God made his creation good. That’s the message of the first chapter of Genesis. “God looked at everything he had made, and he found it very good” (Gn 1:31). Our human nature was originally completely good. But God gave us humans free will. He didn’t want us to be robots. But with that decision to give us free will came the huge risk that we would make poor choices. And those poor choices would affect not only the choice-maker but other innocent bystanders – like the children of an alcoholic father. Chapter 3 of Genesis tries to put into story form how sin entered the world and how our human nature sort of got derailed. The angels had been given the power of choice before us, and some of them opted away from God.
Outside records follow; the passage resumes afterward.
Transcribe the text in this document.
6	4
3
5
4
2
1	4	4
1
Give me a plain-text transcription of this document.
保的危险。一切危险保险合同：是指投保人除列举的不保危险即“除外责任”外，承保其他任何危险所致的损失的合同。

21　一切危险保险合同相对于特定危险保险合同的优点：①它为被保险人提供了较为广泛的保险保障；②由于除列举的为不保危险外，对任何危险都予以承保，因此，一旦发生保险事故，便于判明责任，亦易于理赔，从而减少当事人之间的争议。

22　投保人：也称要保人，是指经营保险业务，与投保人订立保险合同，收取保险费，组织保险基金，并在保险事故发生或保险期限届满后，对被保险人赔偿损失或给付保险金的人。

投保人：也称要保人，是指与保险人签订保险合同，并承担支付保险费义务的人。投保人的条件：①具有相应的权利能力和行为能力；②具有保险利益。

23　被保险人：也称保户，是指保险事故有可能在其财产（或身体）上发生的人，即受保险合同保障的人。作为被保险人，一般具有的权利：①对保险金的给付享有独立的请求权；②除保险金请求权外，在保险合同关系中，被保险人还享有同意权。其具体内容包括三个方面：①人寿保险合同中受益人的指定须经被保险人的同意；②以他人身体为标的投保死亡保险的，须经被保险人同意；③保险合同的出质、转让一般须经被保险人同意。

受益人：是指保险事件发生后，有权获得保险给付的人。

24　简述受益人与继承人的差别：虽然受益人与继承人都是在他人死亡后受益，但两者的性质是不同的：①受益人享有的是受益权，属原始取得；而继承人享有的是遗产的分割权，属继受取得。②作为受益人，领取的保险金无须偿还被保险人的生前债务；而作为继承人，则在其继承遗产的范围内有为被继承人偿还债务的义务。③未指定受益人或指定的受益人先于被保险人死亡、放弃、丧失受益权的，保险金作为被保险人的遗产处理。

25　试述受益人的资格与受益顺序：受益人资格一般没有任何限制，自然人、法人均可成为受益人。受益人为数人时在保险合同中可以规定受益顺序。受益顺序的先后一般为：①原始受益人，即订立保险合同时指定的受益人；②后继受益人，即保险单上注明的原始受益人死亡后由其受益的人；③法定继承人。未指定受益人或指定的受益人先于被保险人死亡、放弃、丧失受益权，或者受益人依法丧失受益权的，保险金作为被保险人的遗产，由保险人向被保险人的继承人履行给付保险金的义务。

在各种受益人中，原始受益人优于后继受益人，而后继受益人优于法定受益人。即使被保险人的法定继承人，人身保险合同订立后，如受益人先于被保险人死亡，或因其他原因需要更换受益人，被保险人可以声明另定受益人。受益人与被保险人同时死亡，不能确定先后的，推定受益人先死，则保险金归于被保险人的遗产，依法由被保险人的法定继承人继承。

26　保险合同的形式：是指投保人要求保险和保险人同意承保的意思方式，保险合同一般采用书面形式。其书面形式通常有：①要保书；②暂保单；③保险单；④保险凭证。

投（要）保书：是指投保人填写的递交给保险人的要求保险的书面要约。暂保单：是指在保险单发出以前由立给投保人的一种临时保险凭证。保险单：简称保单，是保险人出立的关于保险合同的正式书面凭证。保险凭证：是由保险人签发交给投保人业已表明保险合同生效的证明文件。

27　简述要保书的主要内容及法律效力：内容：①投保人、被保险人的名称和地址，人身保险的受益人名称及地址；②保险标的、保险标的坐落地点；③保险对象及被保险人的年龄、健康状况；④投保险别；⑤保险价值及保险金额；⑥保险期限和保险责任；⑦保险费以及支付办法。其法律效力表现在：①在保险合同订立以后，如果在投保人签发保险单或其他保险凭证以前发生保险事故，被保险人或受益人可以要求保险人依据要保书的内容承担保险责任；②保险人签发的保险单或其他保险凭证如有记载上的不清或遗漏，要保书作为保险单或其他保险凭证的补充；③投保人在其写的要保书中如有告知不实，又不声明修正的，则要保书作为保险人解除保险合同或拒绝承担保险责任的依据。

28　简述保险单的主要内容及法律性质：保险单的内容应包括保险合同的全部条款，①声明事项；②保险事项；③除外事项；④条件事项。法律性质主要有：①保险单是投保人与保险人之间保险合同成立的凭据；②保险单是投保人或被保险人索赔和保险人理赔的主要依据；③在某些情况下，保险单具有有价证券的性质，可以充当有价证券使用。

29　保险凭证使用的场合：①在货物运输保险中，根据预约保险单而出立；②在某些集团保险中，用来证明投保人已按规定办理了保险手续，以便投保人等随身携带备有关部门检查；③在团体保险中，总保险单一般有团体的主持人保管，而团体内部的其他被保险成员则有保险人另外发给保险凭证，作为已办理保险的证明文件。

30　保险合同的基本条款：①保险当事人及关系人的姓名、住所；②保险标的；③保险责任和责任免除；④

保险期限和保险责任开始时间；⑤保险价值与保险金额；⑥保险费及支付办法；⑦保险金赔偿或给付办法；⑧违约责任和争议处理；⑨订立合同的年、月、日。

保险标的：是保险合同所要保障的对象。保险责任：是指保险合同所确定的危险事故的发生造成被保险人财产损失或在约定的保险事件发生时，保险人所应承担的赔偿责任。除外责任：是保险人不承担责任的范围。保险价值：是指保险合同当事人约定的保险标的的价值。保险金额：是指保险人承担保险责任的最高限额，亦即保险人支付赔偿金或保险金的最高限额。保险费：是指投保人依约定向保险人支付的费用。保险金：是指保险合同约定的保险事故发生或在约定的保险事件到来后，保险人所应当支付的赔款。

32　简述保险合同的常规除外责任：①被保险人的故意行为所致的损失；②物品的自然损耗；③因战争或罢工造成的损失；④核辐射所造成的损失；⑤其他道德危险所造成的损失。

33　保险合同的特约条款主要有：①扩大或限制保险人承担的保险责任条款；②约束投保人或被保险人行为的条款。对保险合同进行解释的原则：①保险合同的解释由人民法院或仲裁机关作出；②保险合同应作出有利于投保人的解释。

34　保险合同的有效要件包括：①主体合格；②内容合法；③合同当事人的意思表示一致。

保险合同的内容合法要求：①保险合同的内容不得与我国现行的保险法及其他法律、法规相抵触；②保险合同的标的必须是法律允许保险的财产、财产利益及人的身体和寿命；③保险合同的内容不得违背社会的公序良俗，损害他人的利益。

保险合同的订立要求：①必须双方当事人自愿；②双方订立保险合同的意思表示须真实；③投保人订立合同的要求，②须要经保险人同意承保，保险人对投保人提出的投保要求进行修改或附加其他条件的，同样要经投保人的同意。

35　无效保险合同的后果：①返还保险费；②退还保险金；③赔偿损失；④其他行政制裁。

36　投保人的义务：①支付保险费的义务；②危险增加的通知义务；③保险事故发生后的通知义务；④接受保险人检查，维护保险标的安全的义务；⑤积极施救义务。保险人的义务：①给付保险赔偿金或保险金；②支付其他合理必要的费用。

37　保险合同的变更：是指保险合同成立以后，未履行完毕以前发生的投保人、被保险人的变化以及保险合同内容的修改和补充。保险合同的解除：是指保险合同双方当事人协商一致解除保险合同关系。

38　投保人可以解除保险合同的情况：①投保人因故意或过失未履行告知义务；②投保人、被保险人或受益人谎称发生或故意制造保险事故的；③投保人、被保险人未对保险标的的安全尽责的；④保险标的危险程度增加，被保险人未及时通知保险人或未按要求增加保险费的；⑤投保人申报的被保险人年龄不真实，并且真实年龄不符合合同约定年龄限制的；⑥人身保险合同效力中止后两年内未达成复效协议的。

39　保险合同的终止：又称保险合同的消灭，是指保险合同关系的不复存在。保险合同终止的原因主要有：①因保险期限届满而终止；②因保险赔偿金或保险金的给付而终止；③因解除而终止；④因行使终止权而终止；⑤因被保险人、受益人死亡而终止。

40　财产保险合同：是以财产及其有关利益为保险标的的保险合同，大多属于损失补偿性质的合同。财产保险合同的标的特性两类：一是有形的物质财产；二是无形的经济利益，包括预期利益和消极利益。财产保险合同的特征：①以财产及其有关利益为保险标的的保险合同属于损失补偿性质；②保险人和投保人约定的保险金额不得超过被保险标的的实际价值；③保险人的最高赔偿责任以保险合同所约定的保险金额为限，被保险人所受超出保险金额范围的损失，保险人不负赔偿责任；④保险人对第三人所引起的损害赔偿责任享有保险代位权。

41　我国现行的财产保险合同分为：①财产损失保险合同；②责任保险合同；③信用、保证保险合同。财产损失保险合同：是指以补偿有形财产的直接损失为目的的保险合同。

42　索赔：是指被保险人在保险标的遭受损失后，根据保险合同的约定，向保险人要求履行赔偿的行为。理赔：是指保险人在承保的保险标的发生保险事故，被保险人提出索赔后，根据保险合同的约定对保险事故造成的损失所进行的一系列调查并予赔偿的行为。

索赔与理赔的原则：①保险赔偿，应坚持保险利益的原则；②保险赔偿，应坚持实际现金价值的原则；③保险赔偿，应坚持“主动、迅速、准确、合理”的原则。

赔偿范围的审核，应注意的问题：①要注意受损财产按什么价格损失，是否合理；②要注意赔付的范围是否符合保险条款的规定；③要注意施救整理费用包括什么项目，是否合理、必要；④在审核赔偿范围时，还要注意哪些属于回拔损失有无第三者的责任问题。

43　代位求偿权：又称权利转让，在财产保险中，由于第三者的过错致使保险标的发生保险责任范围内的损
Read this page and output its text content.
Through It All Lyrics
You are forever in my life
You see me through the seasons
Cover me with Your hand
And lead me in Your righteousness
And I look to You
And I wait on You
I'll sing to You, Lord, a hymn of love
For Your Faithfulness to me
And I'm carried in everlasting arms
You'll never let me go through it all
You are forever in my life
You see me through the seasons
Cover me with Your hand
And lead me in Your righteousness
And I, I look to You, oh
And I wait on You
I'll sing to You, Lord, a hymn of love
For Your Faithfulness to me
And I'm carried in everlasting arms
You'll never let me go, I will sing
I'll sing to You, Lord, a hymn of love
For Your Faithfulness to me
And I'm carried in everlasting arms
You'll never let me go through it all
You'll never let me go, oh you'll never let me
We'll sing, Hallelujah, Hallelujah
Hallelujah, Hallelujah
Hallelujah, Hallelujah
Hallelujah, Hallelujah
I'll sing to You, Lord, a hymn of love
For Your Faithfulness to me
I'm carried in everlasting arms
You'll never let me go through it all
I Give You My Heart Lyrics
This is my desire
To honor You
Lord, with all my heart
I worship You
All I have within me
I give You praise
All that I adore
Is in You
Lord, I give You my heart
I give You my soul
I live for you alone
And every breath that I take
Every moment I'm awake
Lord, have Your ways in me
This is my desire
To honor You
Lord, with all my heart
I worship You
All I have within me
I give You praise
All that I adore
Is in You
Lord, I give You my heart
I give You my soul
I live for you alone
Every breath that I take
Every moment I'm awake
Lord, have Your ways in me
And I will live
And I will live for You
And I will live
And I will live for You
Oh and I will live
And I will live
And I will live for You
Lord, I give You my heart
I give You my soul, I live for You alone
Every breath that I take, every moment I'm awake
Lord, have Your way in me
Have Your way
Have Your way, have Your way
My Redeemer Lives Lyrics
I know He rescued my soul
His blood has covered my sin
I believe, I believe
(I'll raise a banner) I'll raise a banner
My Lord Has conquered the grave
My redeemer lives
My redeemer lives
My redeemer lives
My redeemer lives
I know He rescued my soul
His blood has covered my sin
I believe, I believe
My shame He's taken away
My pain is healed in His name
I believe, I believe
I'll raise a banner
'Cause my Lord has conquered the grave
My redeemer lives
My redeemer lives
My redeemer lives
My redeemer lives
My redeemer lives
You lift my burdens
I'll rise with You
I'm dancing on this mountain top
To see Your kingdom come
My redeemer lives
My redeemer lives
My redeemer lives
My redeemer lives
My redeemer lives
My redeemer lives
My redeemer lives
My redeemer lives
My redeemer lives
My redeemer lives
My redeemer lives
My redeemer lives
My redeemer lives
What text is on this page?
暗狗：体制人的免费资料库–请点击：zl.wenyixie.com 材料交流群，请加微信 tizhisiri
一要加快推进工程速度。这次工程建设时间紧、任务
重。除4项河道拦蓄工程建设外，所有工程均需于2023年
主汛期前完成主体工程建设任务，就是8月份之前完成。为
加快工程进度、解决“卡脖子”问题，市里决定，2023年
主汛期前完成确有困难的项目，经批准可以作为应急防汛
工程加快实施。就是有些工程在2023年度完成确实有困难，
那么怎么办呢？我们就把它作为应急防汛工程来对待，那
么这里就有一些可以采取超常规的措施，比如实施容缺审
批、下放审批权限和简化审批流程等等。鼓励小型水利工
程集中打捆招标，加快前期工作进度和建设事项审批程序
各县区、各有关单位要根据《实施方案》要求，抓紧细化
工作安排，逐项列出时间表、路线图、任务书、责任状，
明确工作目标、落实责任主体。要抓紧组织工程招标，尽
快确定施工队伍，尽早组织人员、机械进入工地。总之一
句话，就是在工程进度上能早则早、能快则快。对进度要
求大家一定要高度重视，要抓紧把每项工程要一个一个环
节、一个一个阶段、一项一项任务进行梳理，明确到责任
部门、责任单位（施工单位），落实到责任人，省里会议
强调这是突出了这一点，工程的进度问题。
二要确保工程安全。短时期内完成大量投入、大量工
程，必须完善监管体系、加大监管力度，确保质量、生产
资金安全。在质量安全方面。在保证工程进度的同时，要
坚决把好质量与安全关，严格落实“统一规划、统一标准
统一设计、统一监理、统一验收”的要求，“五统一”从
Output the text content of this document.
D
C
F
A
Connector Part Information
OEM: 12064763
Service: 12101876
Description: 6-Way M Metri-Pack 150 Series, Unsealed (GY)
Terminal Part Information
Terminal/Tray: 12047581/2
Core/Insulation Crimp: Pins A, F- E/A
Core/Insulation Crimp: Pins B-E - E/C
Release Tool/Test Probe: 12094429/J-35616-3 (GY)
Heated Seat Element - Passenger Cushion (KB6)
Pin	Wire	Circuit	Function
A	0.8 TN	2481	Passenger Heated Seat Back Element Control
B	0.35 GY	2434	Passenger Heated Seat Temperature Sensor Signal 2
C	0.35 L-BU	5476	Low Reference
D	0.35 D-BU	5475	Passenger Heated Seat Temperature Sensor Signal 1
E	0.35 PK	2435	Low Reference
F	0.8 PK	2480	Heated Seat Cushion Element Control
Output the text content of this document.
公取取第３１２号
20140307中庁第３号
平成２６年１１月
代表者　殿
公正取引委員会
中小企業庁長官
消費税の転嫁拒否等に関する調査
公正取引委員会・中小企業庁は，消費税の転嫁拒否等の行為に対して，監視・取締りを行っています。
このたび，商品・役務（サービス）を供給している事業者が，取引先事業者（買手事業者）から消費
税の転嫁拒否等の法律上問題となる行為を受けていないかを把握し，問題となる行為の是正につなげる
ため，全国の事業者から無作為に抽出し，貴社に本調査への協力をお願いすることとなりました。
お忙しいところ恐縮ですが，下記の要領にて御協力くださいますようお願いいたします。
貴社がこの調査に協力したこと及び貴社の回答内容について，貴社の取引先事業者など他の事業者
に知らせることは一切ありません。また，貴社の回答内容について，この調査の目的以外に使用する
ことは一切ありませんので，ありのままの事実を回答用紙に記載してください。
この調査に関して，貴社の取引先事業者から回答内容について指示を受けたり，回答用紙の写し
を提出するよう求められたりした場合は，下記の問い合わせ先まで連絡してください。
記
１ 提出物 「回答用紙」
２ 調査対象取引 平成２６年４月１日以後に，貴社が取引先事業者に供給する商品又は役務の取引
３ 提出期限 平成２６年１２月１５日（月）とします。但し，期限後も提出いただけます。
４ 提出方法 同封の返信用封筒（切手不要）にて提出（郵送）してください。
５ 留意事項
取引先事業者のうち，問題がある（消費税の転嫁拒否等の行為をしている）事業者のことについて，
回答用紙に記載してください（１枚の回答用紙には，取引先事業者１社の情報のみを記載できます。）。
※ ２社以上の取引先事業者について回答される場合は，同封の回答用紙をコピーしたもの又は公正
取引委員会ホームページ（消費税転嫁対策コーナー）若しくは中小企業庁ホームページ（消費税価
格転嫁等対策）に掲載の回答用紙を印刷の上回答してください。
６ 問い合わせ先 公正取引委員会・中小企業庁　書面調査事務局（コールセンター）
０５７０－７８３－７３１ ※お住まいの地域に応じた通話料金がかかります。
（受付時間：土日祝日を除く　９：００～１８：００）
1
With the help of the fallen angels’ cunning, the first human beings made some unwise choices that compromised some of the privileges they formerly enjoyed. Our human nature was henceforth wounded, and it became harder to choose good and avoid evil. Original sin entered the world and our fallen human nature that we experience today. But sin would not have the last word. God could not stand by and let his beautiful creation be marred. He sent his only Son into the world to take on our precious human nature and redeem it. In the Incarnation he united our human nature with his own divine nature. That’s what we celebrate at Christmas. And by his death on the cross he freed us from our slavery to sin. We have so much to celebrate in our human nature – so much to be thankful for. We have been given so much more than the rest of creation. Let us show our gratitude in our actions.